The ONS report said: ‘As the proportion of those testing positive in England is decreasing over time, it is likely that the incidence rate is also decreasing. 

‘However, because of the low number of new positive cases, we cannot currently measure a reduction.’ 

Different data from blood antibody tests, published yesterday by Public Health England, suggested that around 8.5 per cent of the country has had the virus already – some 4.76million people.

Professor Keith Neal, an epidemiologist at the University of Nottingham, said: ‘The rate of infection continues to decline and is half what it was two weeks ago. Changes over a longer period are now statistically significant. 

‘This is highly compatible with the fall in diagnosed cases. The contact tracing service has more than enough staff to cope with the current level of infection.’ 

Those results are based on a combination of government data and people reporting their symptoms through the free-to-use public app. 

As a result, it almost exclusively picks up people who have symptoms while ill with the virus, which scientists know doesn’t apply to everyone.

Dr Paul Birrell, a Cambridge researcher and part of a team of scientists on the PHE project, explained: ‘The symptom tracker tracks only symptomatic infection. You would need to add the asymptomatic proportion onto this to get a number comparable with our estimate. Unfortunately, this proportion isn’t well known. 

‘Analysis of data from the cruise ship outbreaks suggest this is about 50 per cent, whereas the ONS study says that as many as 70 per cent are asymptomatic. 

‘I think, therefore, you could presume that this 9,400 is really about 20,000.’

The ONS and King’s College app, therefore, aim to pick up almost the exact opposite groups of people.

ONS home testing intends to get results from people who do not know they have the virus but testing them regularly, regardless of how they feel.

The COVID Symptom Tracker, meanwhile, is based largely on people reporting their symptoms and updating the system if they get tested. It also collects reports from people who say they don’t have symptoms.
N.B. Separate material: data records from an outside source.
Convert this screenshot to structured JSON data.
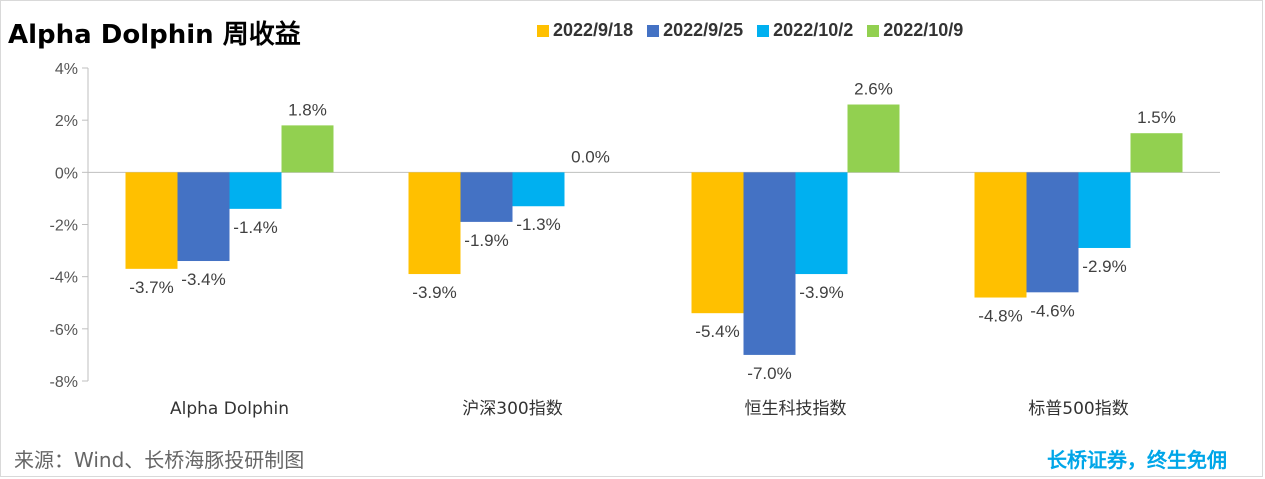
{
  "header": {
    "title": "Alpha Dolphin 周收益"
  },
  "footer": {
    "source": "来源：Wind、长桥海豚投研制图",
    "slogan": "长桥证券，终生免佣"
  },
  "colors": {
    "series": [
      "#ffc000",
      "#4472c4",
      "#00b0f0",
      "#92d050"
    ]
  },
  "chart_data": {
    "type": "bar",
    "title": "Alpha Dolphin 周收益",
    "categories": [
      "Alpha Dolphin",
      "沪深300指数",
      "恒生科技指数",
      "标普500指数"
    ],
    "series": [
      {
        "name": "2022/9/18",
        "values": [
          -3.7,
          -3.9,
          -5.4,
          -4.8
        ],
        "labels": [
          "-3.7%",
          "-3.9%",
          "-5.4%",
          "-4.8%"
        ]
      },
      {
        "name": "2022/9/25",
        "values": [
          -3.4,
          -1.9,
          -7.0,
          -4.6
        ],
        "labels": [
          "-3.4%",
          "-1.9%",
          "-7.0%",
          "-4.6%"
        ]
      },
      {
        "name": "2022/10/2",
        "values": [
          -1.4,
          -1.3,
          -3.9,
          -2.9
        ],
        "labels": [
          "-1.4%",
          "-1.3%",
          "-3.9%",
          "-2.9%"
        ]
      },
      {
        "name": "2022/10/9",
        "values": [
          1.8,
          0.0,
          2.6,
          1.5
        ],
        "labels": [
          "1.8%",
          "0.0%",
          "2.6%",
          "1.5%"
        ]
      }
    ],
    "ylim": [
      -8,
      4
    ],
    "yticks": [
      4,
      2,
      0,
      -2,
      -4,
      -6,
      -8
    ],
    "ytick_labels": [
      "4%",
      "2%",
      "0%",
      "-2%",
      "-4%",
      "-6%",
      "-8%"
    ],
    "legend_position": "top",
    "grid": false
  }
}
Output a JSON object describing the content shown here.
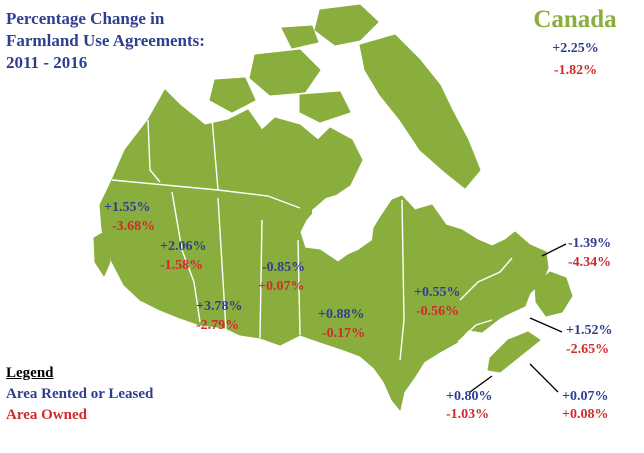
{
  "title": {
    "line1": "Percentage Change in",
    "line2": "Farmland Use Agreements:",
    "line3": "2011 - 2016"
  },
  "national": {
    "name": "Canada",
    "rented": "+2.25%",
    "owned": "-1.82%"
  },
  "regions": [
    {
      "rented": "+1.55%",
      "owned": "-3.68%"
    },
    {
      "rented": "+2.06%",
      "owned": "-1.58%"
    },
    {
      "rented": "+3.78%",
      "owned": "-2.79%"
    },
    {
      "rented": "-0.85%",
      "owned": "+0.07%"
    },
    {
      "rented": "+0.88%",
      "owned": "-0.17%"
    },
    {
      "rented": "+0.55%",
      "owned": "-0.56%"
    },
    {
      "rented": "-1.39%",
      "owned": "-4.34%"
    },
    {
      "rented": "+1.52%",
      "owned": "-2.65%"
    },
    {
      "rented": "+0.80%",
      "owned": "-1.03%"
    },
    {
      "rented": "+0.07%",
      "owned": "+0.08%"
    }
  ],
  "legend": {
    "title": "Legend",
    "rented_label": "Area Rented or Leased",
    "owned_label": "Area Owned"
  },
  "colors": {
    "land": "#8aae3e",
    "border": "#ffffff",
    "rented": "#2e3f8f",
    "owned": "#d02a2a"
  }
}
Dr Birrell added: ‘ONS study estimates only infection in the community. They’re not sampling people living in institutions such as care homes, long-term hospital residents or prisons… where one might expect the prevalence and incidence of infection to be higher. I’m not sure this is enough to bridge the gap entirely.’
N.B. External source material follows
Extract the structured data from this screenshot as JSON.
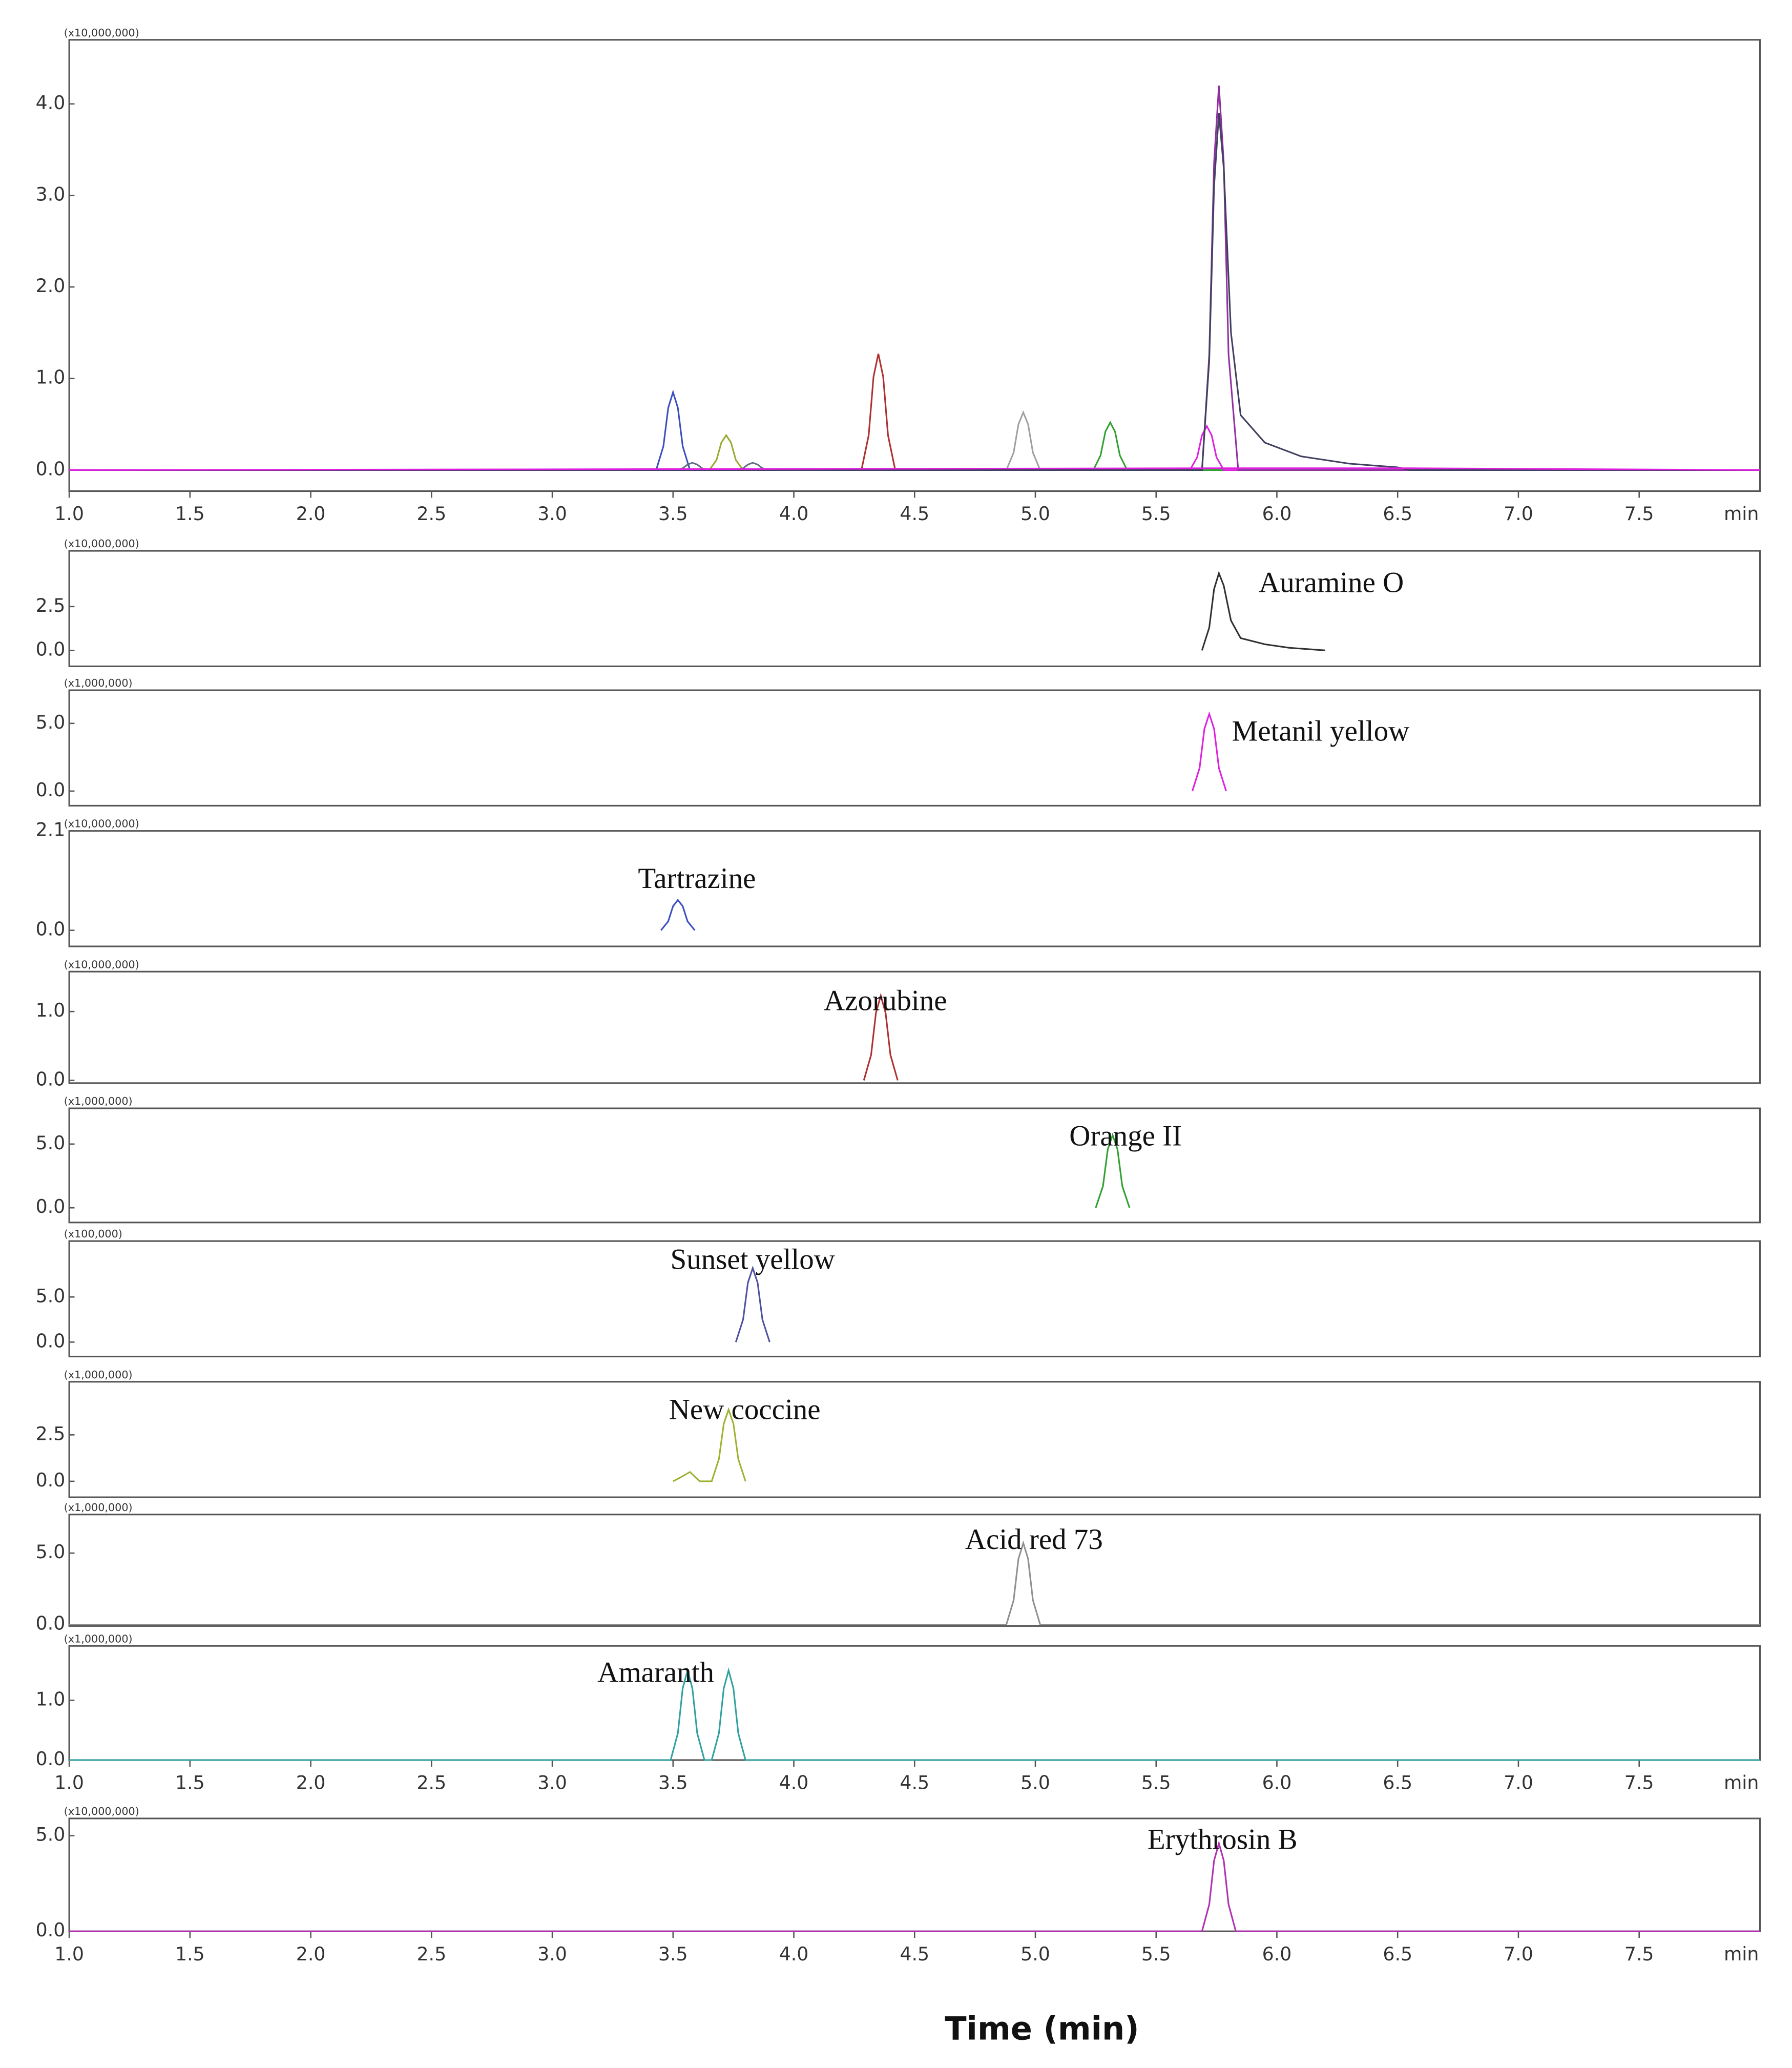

When asked which set of figures people should believe, he said: ‘Nobody definitively. We’ll be working closely with the ONS to see if we can unpick the differences over the coming weeks.’      
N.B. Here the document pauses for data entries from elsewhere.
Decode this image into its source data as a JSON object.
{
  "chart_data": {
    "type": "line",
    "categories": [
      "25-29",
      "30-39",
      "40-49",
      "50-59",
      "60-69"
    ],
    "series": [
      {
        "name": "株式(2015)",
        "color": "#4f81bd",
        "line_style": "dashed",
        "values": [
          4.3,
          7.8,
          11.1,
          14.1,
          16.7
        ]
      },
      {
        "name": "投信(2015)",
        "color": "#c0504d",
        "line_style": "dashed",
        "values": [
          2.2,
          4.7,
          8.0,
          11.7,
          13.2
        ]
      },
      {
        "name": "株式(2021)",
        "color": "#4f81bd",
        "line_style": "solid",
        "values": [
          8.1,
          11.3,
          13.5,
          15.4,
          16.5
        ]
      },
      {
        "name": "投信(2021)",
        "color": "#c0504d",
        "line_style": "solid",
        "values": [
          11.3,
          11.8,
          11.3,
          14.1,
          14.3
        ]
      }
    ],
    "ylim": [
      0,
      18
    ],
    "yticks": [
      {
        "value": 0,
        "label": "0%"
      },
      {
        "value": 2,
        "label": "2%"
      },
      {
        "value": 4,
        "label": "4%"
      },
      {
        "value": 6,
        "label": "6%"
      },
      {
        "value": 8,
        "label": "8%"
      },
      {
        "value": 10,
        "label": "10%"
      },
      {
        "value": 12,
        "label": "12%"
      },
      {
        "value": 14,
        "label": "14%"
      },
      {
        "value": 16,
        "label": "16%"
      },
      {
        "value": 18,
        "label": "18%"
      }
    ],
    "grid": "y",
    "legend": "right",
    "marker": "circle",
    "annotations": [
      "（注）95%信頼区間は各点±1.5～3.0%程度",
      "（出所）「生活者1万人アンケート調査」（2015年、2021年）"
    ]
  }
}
The number of people catching the virus is useful information because it can also shine a light on the true rates of hospitalisation among all people who get ill. 

Studies have tried to calculate the proportion of people who end up in hospital after catching the coronavirus, but it is difficult because of the way people were tested in the worst days of the pandemic.

For months only people who were noticeably ill – or even already in hospital – got tested. This meant that the mild infections suffered by most people simply went uncounted. 

Data from the Office for National Statistics shows a downward trend in the number of people testing positive for the coronavirus over the course of May

Data from the Office for National Statistics shows a downward trend in the number of people testing positive for the coronavirus over the course of May

A report from the European Centre for Disease Prevention and Control (ECDC), published on April 8, suggested that 32 per cent of people officially diagnosed with Covid-19 ended up in hospital.

More severely ill people are more likely to be tested, however, while those with only mild illnesses slip through the net.

In China, the hospitalisation rate has appeared to be around 10 per cent, the ECDC report said. 

A study published in British medical journal, The Lancet, estimated hospitalisation rates only by age group, noting huge differences between young and old people.

It found that 18.4 per cent of over-80s would end up in hospital, compared to 1 per cent of people in their 20s, 3.4 per cent in their 30s, 4.3 per cent in their 40s and 8.2 per cent of those in their 50s.